There was nothing like learning the truth from the ghost herself.
“The Sarah Hawkins House was built in 1899 by William Donnelly, shortly after Boneyard Key was established here. Soon after Donnelly left for points north, deciding he’d had enough of Florida.
And after that storm, who could blame him?
” She paused as a couple of the tourists chuckled, the way they always did at that little joke. Because hurricanes were hilarious.
“His niece, Sarah Blankenship, had been looking forward to living here—just her and her cabbage roses—but then she met C.S. Hawkins. Mean Mr.Hawkins , we like to call him these days.” She pitched her voice low, as though she were telling a spooky campfire story.
Tourists loved that kind of thing. She chanced a glance at Tristan; he was nodding along, his eyes all but invisible from the force of his smile.
Not that the Hawkins story was funny. It was essentially a tale of emotional abuse: a husband who held on to control of his wife, even after his death.
Even after her death. But everything was all right now; they’d evicted Mr.Hawkins, and now Cassie and Sarah Hawkins shared the home together.
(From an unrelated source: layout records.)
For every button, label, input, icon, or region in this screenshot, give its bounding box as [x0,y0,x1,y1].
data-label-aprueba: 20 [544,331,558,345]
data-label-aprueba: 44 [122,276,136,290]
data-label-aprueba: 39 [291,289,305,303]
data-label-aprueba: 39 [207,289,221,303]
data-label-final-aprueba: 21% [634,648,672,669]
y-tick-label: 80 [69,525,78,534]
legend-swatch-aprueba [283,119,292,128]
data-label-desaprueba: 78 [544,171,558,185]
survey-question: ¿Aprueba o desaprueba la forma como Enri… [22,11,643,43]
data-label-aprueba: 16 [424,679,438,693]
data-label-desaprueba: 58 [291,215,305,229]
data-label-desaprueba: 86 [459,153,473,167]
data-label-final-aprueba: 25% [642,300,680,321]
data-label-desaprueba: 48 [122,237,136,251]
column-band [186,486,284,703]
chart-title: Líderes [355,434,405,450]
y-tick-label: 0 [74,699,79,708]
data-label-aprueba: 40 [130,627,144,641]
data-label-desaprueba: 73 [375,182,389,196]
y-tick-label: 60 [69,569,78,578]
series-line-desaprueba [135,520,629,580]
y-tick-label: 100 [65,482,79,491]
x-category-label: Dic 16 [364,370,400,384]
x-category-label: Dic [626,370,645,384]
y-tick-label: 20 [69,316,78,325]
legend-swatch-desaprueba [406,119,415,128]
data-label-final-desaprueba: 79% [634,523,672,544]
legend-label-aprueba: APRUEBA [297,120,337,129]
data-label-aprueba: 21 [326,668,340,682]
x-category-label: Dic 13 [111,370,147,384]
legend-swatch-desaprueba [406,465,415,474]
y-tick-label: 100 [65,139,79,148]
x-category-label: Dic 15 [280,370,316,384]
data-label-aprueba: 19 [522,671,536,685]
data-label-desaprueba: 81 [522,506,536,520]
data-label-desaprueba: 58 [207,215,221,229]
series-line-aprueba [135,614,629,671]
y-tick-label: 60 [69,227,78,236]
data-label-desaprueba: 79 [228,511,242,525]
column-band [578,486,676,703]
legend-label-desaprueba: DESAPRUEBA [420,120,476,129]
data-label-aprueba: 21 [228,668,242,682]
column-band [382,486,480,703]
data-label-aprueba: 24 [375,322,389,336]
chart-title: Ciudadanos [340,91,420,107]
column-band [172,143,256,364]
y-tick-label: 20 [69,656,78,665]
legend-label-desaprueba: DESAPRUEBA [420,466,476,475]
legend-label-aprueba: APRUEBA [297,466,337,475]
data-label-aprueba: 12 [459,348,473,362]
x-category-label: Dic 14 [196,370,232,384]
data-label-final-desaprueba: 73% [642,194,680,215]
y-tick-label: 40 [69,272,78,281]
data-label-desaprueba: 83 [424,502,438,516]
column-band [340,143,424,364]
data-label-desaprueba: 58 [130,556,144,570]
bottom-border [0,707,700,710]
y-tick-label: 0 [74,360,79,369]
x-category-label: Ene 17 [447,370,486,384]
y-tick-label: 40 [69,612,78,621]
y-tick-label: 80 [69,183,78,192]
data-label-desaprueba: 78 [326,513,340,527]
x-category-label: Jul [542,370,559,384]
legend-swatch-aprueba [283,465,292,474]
Cassie may not have counted on having a ghost for a roommate when she’d bought the place, but she seemed fine with it these days.
Sophie kept the story light, focusing on the happy ending with the ghostly roommate.
That was the kind of thing tourists wanted to hear.
They were in the homestretch now, back down Beachside Drive, past the Chamber of Commerce and to the spot where she told the story of the Beach Bum near the break in the seawall, and finally to Hallowed Grounds, where they’d started.